Audit events can range from infrequent to frequent depending on the number of FMC users and their activity levels. Organizations may opt to export audit events to external log storage to ensure an audit record is preserved in the event that the FMC becomes inaccessible.

Health Events

Health events track system performance metrics like RAM and CPU utilization, disk usage, process status, interface status, and other areas of system functionality. These events are useful for identifying problems with the FMC and individual firewalls, and for verifying remediation.

Primary SOC & NOC Workflows for Firewall Events

Primary SOC Workflows

The most common SOC workflow is monitoring the threat events of intrusion, malware, and security intelligence. This includes performing true/false positive analysis and determining whether an attack was successful or not. These workflows can be performed directly on the events from the firewall, or as part of broader monitoring of aggregated logs in an XDR or SIEM platform.

SOC workflows are also commonly created for connection event monitoring. These workflows can include looking for rare or unusual connections within the event set, monitoring remote access protocols like RDP and SSH, and looking at broad traffic patterns to baseline the network and look for anomalies.

Monitoring of audit events can also be a SOC best practice, as this workflow can detect unauthorized access or unauthorized changes. A playbook built around audit log monitoring should include guidelines based on organization policy and change management.

Primary NOC Workflow

A NOC can leverage firewall connection events to verify network connectivity and confirm whether a connection was allowed or blocked (see the Beginning and End of Connection Logging section for considerations). The placement of firewalls at network boundaries and their logging capabilities make firewall logs an ideal resource for network troubleshooting and validation.

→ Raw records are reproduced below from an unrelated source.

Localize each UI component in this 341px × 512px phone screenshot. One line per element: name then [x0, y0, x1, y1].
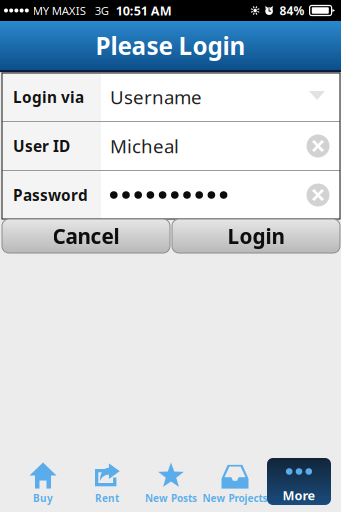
- staticText: 3G: [95, 3, 109, 18]
- staticText: 84%: [280, 2, 305, 19]
- staticText: More: [282, 487, 316, 504]
- staticText: Login via: [13, 87, 84, 108]
- staticText: Login: [228, 222, 284, 250]
- staticText: Password: [13, 185, 88, 206]
- staticText: MY MAXIS: [33, 3, 86, 18]
- button[interactable]: New Posts: [139, 458, 203, 505]
- staticText: Username: [110, 84, 202, 110]
- staticText: 10:51 AM: [116, 2, 172, 19]
- button[interactable]: Rent: [75, 458, 139, 505]
- button[interactable]: Clear text: [305, 125, 333, 167]
- button[interactable]: Buy: [11, 458, 75, 505]
- staticText: Rent: [95, 491, 119, 505]
- button[interactable]: Cancel: [2, 219, 170, 253]
- staticText: Please Login: [96, 29, 246, 62]
- staticText: Micheal: [110, 133, 179, 159]
- button[interactable]: Clear text: [305, 174, 333, 216]
- staticText: User ID: [13, 136, 70, 156]
- staticText: Cancel: [52, 222, 120, 250]
- button[interactable]: More: [267, 458, 331, 505]
- button[interactable]: New Projects: [203, 458, 267, 505]
- button[interactable]: Login: [172, 219, 340, 253]
- staticText: Buy: [33, 491, 53, 505]
- staticText: New Projects: [202, 491, 268, 505]
- staticText: New Posts: [145, 491, 197, 505]
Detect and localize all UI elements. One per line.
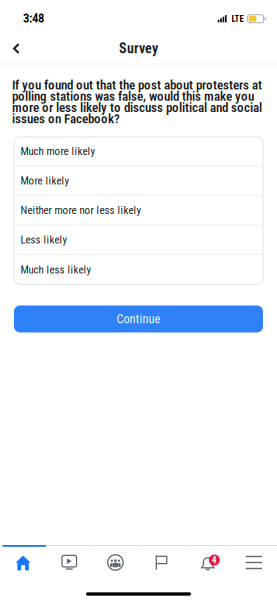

Guidance for Local vs. Remote Logging

Workflows

Events for any workflows that would benefit from remote logging should be prioritized. These include supplying threat events that can be used in advanced correlation and threat detection capabilities in SIEM and XDR platforms, workflows that benefit from aggregating all logs into a ‘single pane of glass’ for analyst efficiency, and workflows that have time or availability constraints that don’t align with local logging. An example of a time-based constraint would be investigating the source of a breach and needing to analyze the connection events for a compromised host days or weeks after the fact, a time frame where connection events could be pruned from local FMC log storage for some environments. An example of an availability-based constraint would be investigating the cause of failure for an FMC that has entered an inaccessible state and not having local audit logs available due to the failure of the FMC.

To facilitate the most workflows with the lowest data ingest costs, it is recommended to focus on threat events for remote logging and then assess other event types.

Storage

The FMC offers local event storage capacity that can last for days, weeks, months, or even years depending on the event type and traffic throughput for the firewall deployment. See the following Local Log Storage section for steps to confirm storage settings and assess log rates and retention. The primary exception to local log storage is connection events, which can last less than a day or even less than an hour for high throughput environments. The comprehensive network viewpoint offered by connection events makes them a high value log type for remote storage, but the high volume also means large data ingest costs.

Compliance

Federal regulatory frameworks and organization Security Policies can stipulate both remote logging requirements and minimum log retention periods. While an HA FMC configuration offers resiliency against log loss if one FMC fails, a correctly configured remote log storage system is considered the more resilient solution. Similarly the FMC may not meet minimum log retention requirements, particularly for connection events. It should also be noted that even though event types like intrusion events typically have extensive log retention periods on the FMC, the FMC database will always prune older events when the database limit is exceeded. This raises a small risk that an unexpected influx of events will prune older events and cause a violation of a mandated retention period.

Secure Firewall Management Center Local Log Storage

The FMC has native log storage that can last days, weeks, months, or longer depending on the volume of logs and the configured storage settings. Storage levels can be set in the FMC via Configuration > Database.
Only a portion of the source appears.